Também perseguido e preso pela ditadura algumas vezes, o jornalista Helio Doyle, que já trabalhou no Correio, entre outras redações, como Estado de São Paulo e Veja, contou sua experiência com o regime no debate. Do movimento estudantil ao trabalho de repórter, Doyle viveu com os agentes da ditadura no seu encalço.
"A ditadura acabou quando eu tinha 34 anos. Não era possível aceitar uma ditadura. Não é fácil viver 21 anos sob esse regime de exceção", disse o jornalista, que integrou uma agremiação que defendia a luta armada, o PCdoB, cujas fileiras de militantes protagonizaram a Guerrilha do Araguaia.
Das dificuldades de se matricular no curso de jornalismo na UnB, por sua atuação contra o regime, a restrições na atuação de jornalista, Doyle viveu um pouco de tudo. "Como jornalista, não podíamos ter credenciais para fazer determinadas coberturas, como na Presidência da República, nos ministérios militares, que eram quatro, no Itamaraty. E isso limitava nosso campo de atuação. Fui impedido de fazer uma cobertura na África, já que viajávamos num avião da FAB (Força Aérea Brasileira). Eu trabalhava no Estadão, e não me aceitaram. O Estadão, que apoiou a ditadura, nesse momento já a combatia", relatou Doyle.

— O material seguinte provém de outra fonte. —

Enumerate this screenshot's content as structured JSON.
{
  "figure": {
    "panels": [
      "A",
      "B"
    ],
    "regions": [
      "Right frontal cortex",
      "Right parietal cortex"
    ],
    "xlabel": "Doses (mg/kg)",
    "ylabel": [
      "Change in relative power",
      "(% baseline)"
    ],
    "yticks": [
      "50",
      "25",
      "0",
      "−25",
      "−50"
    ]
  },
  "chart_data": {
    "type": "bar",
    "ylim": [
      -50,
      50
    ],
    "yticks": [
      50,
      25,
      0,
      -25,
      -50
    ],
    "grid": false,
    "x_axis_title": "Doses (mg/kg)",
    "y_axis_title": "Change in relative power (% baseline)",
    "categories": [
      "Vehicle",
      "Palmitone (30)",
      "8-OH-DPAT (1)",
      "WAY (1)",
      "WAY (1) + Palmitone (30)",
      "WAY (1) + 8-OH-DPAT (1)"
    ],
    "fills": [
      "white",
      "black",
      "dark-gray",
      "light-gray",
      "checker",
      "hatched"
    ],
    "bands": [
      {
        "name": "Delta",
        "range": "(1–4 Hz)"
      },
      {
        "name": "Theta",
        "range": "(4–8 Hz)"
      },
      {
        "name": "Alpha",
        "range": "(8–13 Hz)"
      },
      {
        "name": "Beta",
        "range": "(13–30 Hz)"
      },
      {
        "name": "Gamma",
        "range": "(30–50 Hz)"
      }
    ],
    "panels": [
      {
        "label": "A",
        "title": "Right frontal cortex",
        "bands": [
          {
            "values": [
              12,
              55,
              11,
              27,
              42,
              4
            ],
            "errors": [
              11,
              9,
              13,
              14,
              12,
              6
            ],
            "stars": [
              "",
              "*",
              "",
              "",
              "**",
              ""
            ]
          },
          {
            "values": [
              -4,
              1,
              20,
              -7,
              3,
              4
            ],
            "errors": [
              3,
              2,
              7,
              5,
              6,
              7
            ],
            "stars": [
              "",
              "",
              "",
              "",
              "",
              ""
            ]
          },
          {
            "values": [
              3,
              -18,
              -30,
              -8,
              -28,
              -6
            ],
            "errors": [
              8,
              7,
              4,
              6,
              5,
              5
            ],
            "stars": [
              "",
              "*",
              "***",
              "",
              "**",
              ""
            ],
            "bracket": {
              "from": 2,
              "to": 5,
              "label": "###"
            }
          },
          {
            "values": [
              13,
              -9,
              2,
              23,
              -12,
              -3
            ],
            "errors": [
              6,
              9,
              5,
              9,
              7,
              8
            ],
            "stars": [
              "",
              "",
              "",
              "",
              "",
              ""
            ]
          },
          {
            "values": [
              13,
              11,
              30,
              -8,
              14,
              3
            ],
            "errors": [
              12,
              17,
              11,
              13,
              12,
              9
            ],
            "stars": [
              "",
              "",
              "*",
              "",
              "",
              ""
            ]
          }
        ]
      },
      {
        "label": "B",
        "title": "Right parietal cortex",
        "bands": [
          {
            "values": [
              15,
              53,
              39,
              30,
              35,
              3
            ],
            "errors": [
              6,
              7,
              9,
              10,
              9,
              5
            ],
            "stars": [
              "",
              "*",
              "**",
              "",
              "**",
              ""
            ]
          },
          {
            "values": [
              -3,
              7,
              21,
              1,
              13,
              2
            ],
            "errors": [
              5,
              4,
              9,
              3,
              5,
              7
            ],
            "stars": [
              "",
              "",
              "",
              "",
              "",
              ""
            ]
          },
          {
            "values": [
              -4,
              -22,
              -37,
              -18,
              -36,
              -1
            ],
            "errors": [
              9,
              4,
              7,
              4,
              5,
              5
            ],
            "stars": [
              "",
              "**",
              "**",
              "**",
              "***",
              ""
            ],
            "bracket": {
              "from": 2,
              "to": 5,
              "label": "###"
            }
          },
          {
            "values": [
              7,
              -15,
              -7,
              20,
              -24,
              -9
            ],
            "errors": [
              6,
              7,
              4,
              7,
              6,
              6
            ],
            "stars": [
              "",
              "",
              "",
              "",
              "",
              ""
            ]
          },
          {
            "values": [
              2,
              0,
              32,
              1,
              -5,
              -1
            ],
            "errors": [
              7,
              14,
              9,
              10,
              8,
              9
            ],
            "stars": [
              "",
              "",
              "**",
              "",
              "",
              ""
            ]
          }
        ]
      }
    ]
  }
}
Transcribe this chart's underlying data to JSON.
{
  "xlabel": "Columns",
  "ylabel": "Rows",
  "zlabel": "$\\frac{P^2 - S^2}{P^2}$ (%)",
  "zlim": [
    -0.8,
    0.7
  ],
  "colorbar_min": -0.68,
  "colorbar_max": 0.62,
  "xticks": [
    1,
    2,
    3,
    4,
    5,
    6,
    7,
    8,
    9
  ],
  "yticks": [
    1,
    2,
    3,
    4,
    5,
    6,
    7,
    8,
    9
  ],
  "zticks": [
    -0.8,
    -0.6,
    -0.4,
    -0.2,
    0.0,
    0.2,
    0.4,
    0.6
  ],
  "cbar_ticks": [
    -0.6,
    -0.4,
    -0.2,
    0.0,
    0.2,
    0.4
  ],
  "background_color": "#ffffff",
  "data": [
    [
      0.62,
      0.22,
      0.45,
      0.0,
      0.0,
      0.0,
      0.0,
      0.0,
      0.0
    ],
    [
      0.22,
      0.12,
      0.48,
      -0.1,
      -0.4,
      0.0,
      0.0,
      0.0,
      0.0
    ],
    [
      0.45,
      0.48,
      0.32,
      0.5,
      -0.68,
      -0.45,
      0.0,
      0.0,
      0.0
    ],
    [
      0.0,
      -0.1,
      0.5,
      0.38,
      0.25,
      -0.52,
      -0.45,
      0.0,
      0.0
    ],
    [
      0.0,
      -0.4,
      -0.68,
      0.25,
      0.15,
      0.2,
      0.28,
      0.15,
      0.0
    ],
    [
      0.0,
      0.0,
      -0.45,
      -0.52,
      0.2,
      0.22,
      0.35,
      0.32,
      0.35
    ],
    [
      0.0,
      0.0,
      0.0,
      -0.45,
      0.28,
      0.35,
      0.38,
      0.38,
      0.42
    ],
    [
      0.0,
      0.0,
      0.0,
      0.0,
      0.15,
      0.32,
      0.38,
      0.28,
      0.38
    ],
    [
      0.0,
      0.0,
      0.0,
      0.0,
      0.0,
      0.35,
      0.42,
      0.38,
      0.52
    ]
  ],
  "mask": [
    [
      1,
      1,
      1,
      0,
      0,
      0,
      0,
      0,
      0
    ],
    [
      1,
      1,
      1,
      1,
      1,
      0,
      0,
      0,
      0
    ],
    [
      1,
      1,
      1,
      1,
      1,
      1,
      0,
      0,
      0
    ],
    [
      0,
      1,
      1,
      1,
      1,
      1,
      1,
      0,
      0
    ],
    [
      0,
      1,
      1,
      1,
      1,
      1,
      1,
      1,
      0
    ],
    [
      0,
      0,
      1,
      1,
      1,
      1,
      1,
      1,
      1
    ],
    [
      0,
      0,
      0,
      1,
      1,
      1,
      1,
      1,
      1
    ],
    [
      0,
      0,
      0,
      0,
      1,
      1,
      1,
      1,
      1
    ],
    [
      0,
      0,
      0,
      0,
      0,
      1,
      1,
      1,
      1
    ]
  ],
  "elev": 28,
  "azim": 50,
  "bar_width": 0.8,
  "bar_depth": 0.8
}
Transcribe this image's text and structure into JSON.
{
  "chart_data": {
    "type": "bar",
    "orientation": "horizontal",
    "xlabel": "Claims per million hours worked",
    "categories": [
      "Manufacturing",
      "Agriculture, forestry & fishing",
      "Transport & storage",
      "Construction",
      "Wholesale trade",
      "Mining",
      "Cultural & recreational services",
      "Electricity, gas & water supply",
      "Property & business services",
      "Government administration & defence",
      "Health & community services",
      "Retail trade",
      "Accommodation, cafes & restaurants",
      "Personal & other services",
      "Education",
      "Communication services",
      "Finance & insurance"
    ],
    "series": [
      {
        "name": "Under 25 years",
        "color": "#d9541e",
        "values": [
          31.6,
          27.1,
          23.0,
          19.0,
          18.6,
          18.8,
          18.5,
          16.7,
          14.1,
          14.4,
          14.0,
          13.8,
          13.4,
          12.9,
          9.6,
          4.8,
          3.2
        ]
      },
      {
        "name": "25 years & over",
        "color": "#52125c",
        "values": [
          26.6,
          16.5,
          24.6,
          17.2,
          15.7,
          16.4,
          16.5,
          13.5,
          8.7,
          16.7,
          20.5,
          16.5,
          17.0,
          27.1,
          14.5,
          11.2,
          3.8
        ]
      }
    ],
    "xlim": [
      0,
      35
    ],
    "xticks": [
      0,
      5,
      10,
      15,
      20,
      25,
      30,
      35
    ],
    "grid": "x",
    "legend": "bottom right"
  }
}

Outro jornalista alvo da opressão do regime, Aylê-Selassiê teve experiência na UnB, onde foi dirigente de diretório acadêmico, e atuou na profissão. Ele se recorda das inúmeras tentativas de invasão na universidade. "Muitos servidores, alunos e professores foram presos. O boato de fechamento da UnB circulava. Os militares diziam que o campus preparava guerrilheiros. Os militares acreditavam que o país caminhava para o comunismo", disse Aylê, que está lançando o livro "Território livre - é proibido proibir", que trata sobre esse período da universidade.
O debate desta sexta, que ocorreu na UnB, foi mediado pelo também jornalista Armando Rollemberg, outro que foi perseguido e preso na ditadura, e dirigente hoje da ABI. Participaram ainda da mesa os professores da universidade Fernando Oliveira Paulino e Mariana Ferreira Lopes.